When to Use Properties vs Other Patterns

  • Properties -- For values that change between environments or that admins tune (timeouts, feature flags, URLs)
  • Business rules -- For logic that responds to data changes. Do not store logic in properties.
  • Script includes -- For reusable code. Properties store data, not behavior.

Caching

Properties are cached by default for performance. Set ignoreCache: true only for properties that must reflect changes immediately (rare).
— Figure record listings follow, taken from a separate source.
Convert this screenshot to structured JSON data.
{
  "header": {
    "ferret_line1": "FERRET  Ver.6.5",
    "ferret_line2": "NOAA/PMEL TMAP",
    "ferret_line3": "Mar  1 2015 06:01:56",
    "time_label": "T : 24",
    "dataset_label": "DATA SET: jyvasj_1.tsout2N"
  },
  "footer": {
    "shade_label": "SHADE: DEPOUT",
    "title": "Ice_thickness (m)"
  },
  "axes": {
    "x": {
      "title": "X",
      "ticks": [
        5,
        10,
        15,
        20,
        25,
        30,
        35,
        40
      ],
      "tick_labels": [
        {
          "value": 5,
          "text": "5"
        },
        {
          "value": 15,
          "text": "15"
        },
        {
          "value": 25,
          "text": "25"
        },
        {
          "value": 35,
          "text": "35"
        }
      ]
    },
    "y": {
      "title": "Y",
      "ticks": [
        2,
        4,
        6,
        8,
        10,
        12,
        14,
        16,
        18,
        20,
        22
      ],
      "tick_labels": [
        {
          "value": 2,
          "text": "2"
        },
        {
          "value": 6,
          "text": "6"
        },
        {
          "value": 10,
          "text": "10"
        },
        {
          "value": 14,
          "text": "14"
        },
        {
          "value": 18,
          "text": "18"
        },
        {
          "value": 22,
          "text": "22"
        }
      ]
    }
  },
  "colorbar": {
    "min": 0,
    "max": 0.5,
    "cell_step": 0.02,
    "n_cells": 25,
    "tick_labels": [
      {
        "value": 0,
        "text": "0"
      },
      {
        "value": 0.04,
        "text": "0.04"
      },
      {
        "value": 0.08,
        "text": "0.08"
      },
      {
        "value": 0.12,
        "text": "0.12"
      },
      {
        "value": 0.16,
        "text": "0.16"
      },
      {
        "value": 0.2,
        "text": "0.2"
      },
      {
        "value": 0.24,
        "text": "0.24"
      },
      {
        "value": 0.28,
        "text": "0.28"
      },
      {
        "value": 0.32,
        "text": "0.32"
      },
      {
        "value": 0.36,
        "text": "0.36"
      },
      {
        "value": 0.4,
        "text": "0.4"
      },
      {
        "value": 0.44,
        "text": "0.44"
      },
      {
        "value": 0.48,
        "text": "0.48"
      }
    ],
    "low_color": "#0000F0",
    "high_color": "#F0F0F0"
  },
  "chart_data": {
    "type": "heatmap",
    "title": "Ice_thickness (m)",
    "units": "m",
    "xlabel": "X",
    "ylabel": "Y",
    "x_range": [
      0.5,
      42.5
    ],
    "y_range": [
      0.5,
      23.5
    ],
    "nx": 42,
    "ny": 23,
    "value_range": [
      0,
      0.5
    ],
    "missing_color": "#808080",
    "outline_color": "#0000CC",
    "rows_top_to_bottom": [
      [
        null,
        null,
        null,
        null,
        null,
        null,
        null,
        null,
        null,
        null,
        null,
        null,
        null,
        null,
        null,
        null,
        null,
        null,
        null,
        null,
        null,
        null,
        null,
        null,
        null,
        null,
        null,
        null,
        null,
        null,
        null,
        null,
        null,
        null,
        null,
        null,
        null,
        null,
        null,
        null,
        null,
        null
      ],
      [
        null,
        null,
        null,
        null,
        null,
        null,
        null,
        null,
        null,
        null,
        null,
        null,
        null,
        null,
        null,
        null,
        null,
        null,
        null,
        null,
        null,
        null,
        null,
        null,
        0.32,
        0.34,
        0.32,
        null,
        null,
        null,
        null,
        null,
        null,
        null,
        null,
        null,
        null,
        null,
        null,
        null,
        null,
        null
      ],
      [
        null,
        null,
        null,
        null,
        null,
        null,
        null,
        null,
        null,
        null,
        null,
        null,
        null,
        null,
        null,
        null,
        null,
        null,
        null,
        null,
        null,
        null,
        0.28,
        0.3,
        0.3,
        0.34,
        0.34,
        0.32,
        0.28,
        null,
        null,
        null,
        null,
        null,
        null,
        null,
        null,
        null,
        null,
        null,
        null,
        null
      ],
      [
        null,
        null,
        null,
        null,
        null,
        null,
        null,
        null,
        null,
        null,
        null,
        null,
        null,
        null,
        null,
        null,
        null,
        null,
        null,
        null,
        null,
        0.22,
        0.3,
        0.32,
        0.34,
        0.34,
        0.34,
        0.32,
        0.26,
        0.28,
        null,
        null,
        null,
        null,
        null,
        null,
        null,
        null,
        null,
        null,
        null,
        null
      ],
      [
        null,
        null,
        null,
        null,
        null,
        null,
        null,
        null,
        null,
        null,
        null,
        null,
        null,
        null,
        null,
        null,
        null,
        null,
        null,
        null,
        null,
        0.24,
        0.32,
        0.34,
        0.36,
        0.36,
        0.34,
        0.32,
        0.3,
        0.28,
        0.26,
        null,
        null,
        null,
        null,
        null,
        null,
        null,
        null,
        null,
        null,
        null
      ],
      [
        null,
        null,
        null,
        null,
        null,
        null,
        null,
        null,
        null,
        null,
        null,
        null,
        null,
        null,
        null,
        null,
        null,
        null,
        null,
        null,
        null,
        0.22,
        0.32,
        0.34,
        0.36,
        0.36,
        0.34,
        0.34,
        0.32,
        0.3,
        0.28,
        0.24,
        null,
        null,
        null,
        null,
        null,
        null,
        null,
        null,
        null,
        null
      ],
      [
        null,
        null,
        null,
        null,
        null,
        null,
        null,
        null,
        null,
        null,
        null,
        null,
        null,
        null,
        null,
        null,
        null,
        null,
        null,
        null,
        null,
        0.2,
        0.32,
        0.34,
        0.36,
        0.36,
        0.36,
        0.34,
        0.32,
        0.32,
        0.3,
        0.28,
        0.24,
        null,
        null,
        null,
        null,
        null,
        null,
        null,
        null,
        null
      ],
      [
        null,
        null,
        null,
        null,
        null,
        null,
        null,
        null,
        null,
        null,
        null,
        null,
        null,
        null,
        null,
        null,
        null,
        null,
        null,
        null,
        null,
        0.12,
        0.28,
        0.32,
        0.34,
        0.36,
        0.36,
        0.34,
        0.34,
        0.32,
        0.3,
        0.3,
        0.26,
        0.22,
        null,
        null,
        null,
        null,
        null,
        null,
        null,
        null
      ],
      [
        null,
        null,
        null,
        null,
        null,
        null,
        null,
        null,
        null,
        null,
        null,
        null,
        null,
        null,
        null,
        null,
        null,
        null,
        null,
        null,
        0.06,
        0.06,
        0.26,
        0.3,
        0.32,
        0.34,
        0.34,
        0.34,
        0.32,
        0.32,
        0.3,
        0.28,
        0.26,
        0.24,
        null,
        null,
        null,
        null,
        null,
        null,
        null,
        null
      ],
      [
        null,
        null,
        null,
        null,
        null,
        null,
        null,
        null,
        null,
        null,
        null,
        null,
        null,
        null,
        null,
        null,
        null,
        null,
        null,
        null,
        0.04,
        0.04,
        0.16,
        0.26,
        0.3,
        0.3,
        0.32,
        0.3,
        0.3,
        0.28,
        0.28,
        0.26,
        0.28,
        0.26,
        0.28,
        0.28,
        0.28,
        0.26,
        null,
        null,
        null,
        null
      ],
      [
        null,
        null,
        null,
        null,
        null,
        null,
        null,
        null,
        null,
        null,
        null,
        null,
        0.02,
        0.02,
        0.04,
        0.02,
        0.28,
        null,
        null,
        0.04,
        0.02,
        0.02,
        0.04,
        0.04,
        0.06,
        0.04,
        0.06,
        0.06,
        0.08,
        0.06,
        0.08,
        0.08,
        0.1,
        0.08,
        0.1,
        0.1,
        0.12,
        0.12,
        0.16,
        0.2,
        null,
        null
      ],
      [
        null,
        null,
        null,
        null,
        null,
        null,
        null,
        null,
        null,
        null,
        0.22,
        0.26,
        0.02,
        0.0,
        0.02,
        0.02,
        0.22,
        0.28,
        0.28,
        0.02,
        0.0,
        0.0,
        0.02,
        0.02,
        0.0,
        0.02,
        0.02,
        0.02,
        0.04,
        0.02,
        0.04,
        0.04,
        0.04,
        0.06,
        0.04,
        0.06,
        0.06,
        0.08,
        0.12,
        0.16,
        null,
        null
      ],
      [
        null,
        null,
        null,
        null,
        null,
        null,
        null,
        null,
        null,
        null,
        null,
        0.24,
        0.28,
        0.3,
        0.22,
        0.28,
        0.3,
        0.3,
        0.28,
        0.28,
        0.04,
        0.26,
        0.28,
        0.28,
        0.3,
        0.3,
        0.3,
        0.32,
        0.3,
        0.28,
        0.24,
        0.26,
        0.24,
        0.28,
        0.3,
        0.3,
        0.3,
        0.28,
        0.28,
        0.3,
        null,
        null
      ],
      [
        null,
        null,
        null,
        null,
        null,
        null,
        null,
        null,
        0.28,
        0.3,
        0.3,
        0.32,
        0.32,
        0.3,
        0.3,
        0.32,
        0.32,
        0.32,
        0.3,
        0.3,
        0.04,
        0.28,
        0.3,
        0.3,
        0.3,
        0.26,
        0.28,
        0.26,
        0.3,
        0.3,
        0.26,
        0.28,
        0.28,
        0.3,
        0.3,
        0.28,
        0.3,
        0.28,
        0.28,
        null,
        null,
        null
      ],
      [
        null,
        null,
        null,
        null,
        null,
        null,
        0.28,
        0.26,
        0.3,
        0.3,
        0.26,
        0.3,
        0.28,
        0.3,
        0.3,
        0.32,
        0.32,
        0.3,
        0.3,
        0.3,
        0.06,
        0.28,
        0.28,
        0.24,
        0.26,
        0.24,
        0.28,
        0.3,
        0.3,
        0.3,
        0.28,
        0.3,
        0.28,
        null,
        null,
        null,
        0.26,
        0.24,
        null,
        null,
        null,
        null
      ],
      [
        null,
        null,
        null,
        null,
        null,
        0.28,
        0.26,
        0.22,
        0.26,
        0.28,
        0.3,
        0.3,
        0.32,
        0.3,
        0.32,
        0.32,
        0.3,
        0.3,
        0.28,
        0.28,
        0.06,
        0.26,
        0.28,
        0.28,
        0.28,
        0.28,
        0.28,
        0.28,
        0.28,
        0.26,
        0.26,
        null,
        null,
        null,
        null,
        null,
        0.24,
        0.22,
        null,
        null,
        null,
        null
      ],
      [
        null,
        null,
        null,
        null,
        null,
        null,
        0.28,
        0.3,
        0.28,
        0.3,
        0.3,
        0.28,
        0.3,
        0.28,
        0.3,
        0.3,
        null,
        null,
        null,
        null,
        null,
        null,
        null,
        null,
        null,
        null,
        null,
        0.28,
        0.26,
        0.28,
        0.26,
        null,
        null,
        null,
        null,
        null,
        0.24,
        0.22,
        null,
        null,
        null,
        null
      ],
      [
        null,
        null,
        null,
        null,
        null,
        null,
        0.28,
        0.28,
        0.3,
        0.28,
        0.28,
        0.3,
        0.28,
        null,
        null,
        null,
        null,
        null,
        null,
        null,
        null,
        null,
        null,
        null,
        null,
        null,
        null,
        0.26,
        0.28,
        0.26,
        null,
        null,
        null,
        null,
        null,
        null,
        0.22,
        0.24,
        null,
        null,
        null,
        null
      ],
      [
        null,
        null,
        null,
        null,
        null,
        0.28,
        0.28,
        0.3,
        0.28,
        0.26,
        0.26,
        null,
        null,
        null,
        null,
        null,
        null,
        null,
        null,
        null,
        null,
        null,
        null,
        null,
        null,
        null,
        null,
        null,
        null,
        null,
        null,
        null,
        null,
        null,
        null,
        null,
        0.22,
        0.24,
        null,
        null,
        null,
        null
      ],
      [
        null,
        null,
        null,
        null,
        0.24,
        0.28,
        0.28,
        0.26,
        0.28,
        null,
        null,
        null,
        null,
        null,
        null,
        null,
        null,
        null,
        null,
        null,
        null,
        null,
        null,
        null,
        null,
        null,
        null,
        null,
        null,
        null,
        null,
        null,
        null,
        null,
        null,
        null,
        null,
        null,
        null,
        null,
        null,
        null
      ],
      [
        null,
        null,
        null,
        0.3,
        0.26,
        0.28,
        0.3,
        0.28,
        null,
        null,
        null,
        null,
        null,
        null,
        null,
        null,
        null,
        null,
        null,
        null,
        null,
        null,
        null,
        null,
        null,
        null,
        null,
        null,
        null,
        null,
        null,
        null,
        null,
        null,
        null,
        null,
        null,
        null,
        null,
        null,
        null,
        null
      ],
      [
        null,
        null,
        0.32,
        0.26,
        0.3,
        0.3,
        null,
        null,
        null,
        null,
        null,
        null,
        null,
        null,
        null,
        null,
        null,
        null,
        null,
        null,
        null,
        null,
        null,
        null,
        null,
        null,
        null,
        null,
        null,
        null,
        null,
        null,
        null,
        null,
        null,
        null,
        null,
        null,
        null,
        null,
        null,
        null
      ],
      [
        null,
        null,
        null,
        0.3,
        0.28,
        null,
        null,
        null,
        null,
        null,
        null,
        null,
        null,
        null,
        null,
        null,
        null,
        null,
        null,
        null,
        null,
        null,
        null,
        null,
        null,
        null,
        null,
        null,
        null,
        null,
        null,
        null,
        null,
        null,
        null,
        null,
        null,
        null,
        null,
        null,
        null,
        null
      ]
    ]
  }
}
Most properties should keep the default (false).

Avoidance

  • Never omit the scope prefix from the name -- properties without scope prefix will fail validation
  • Never store large data in properties -- they are for simple configuration values, not data blobs
  • Never use ignoreCache: true unless necessary -- it forces a database read on every gs.getProperty() call, impacting performance

API Reference

For the full property reference, see the property-api topic.

Examples

Basic String Property

import { Property } from '@servicenow/sdk/core'

Property({
$id: Now.ID['email-enabled'],
name: 'x_snc_example.email.enabled',
type: 'boolean',
value: true,
description: 'Enable or disable email notifications for the application',
roles: {
read: ['admin'],
write: ['admin'],
},
})

Property with Role References

import { Property, Role } from '@servicenow/sdk/core'

const managerRole = Role({
$id: Now.ID['manager_role'],
name: 'x_snc_example.manager',
})

const adminRole = Role({
$id: Now.ID['admin_role'],
name: 'x_snc_example.admin',
containsRoles: [managerRole],
})

Property({
$id: Now.ID['1234'],
name: 'x_snc_example.some.new.prop',
type: 'string',
value: 'hello',
description: 'A new property',
roles: {
read: ['admin'],
write: [adminRole, managerRole],
},
ignoreCache: false,
isPrivate: false,
})

For the full Role API reference, see the Role topic.